Because Tepoxalin has low water solubility and high fat solubility, it is more commonly prescribed to dogs than to fasting dogs, as this is more effective against Tepoxalin. In cats, Tepoxalin inhibits the COX-1 and 5-LOX enzymes. For cats, Tepoxalin is prescribed at a dosage of 5 to 10 mg/kg × 1 time/day for 3 consecutive days. Additionally, Tepoxalin can only be prescribed to cats that weigh more than 3 pounds (1.4 kg). When Tepoxalin is used in cats, rare cases of intoxication affecting the central nervous system have been reported.

Equine use

When administered to horses, the method may be a paste, powder or feed-in shape which may be fed orally or it could be injected intravenously however no different area within side the equine body, as it could reason tissue harm. However, if Tepoxalin is injected time and again within side the vein for extended length of time, it could additionally reason tissue harm and edema (trapped fluid in tissue).

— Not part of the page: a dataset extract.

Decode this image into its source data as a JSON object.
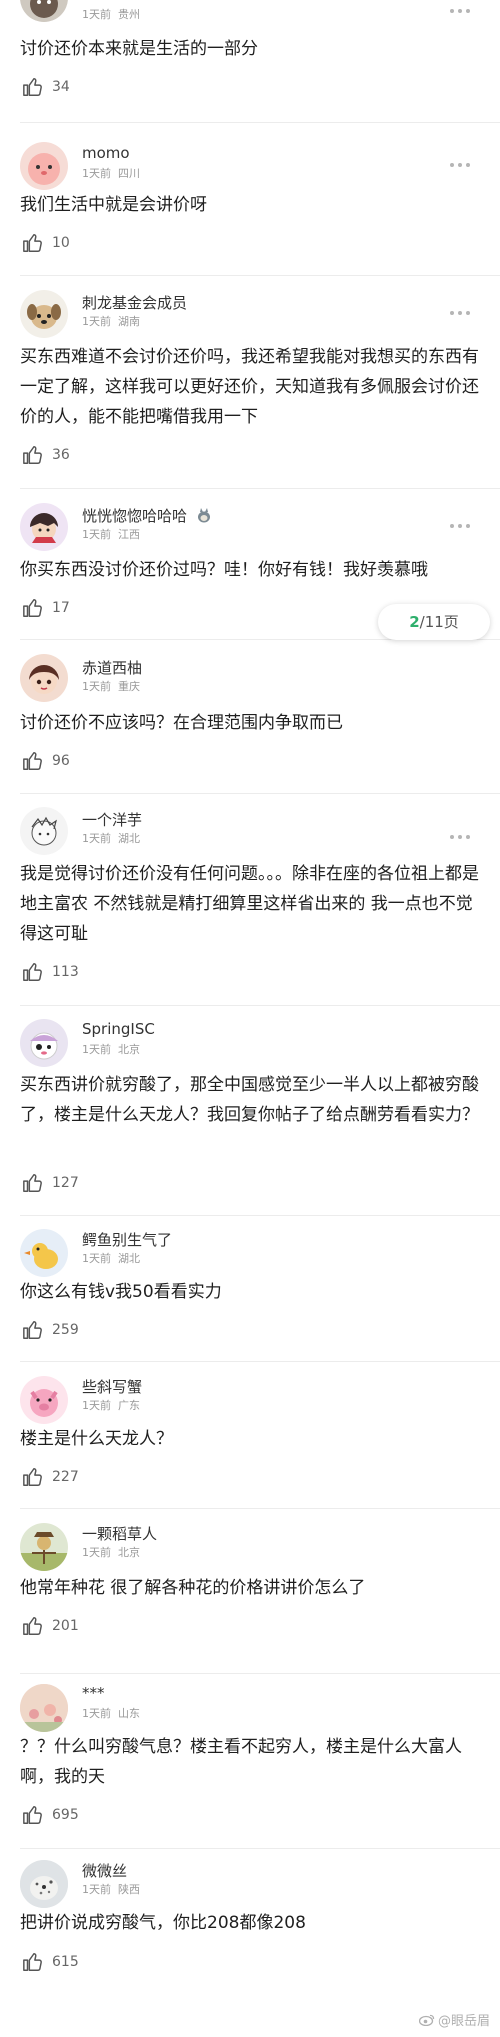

Chronic inflammatory illnesses are the maximum not unusual place illnesses in horses. Phenylbutazone became previously used as treatment, however while administered to horses at excessive doses, it could reason ulcers of the glandular stomach, oral hollow space and colon. Due to the foremost damaging results of phenyl-butazone, the alternative via way of means of Tepoxalin became made to lessen muscular ache in 2003.

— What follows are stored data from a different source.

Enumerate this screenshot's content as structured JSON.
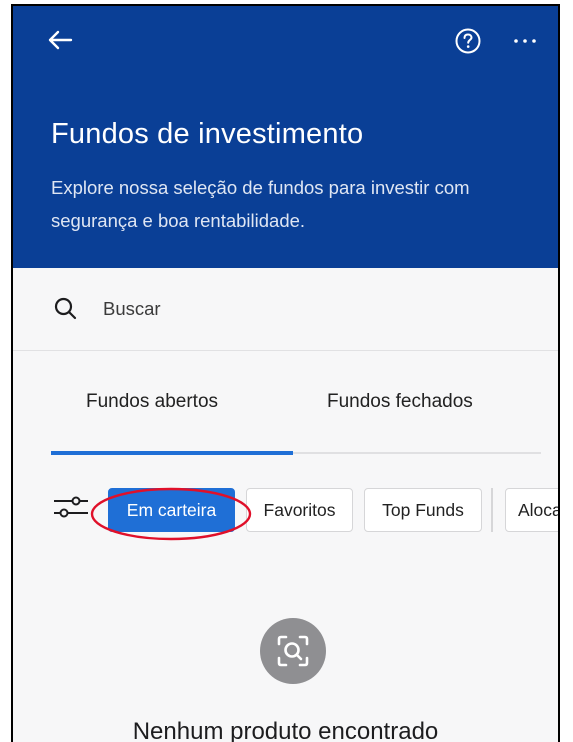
{
  "header": {
    "title": "Fundos de investimento",
    "subtitle": "Explore nossa seleção de fundos para investir com segurança e boa rentabilidade.",
    "back_icon": "arrow-left-icon",
    "help_icon": "question-circle-icon",
    "more_icon": "ellipsis-icon",
    "background_color": "#0a3f96"
  },
  "search": {
    "placeholder": "Buscar",
    "icon": "search-icon"
  },
  "tabs": [
    {
      "label": "Fundos abertos",
      "active": true
    },
    {
      "label": "Fundos fechados",
      "active": false
    }
  ],
  "filters": {
    "icon": "sliders-icon",
    "chips": [
      {
        "label": "Em carteira",
        "active": true
      },
      {
        "label": "Favoritos",
        "active": false
      },
      {
        "label": "Top Funds",
        "active": false
      },
      {
        "label": "Alocação",
        "active": false
      }
    ],
    "active_color": "#1f6fd6"
  },
  "annotation": {
    "color": "#e0102a"
  },
  "empty_state": {
    "icon": "search-scan-icon",
    "message": "Nenhum produto encontrado"
  }
}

In horses, the drug is intravenously administered at 10 mg/kg on everyday dose for 10 days. Doses can be doubled or tripled to deal with excessive ache, which include laminitis. The plasma (cytoplasm; the primary a part of the capsule) half-lifestyles of Tepoxalin is 4–eight hours, even though the complete metabolite half-lifestyles is 24 hours, so unmarried dosing is green for horses. When given at affordable doses, the drug is non-poisonous even if used time and again.

Adverse effects

Veterinary centers have a high incidence of side effects of tepoxalin. Common side effects of taking tepoxalin include vomiting, diarrhea, bloody stools, loss of appetite, malaise, thirst, increased urination, and behavioral changes. Hair loss and skin abrasions can occur in older, sensitive animals. Do not use this drug in breeding, pregnant or lactating animals as the drug can affect the foetation and infants. In animals with a history of internal bleeding or hypotension, this can lead to perforation of the stomach or intestinal lining. Older dogs are more prone to side effects. When administered to male dogs, it has no effect on childbirth. However, embryo toxicity can occur when bitch are treated during organogenesis. As a result of this toxicity, the weight of the foetation is significantly reduced, various bones are incompletely formed, and other skeletal abnormalities occur. In extreme cases, this can lead to fetal death. Overdose can occur if doses are too high. Signs of overdose and toxicity in dogs and cats include tremors, seizures, abnormal behavior, vomiting, and weakness.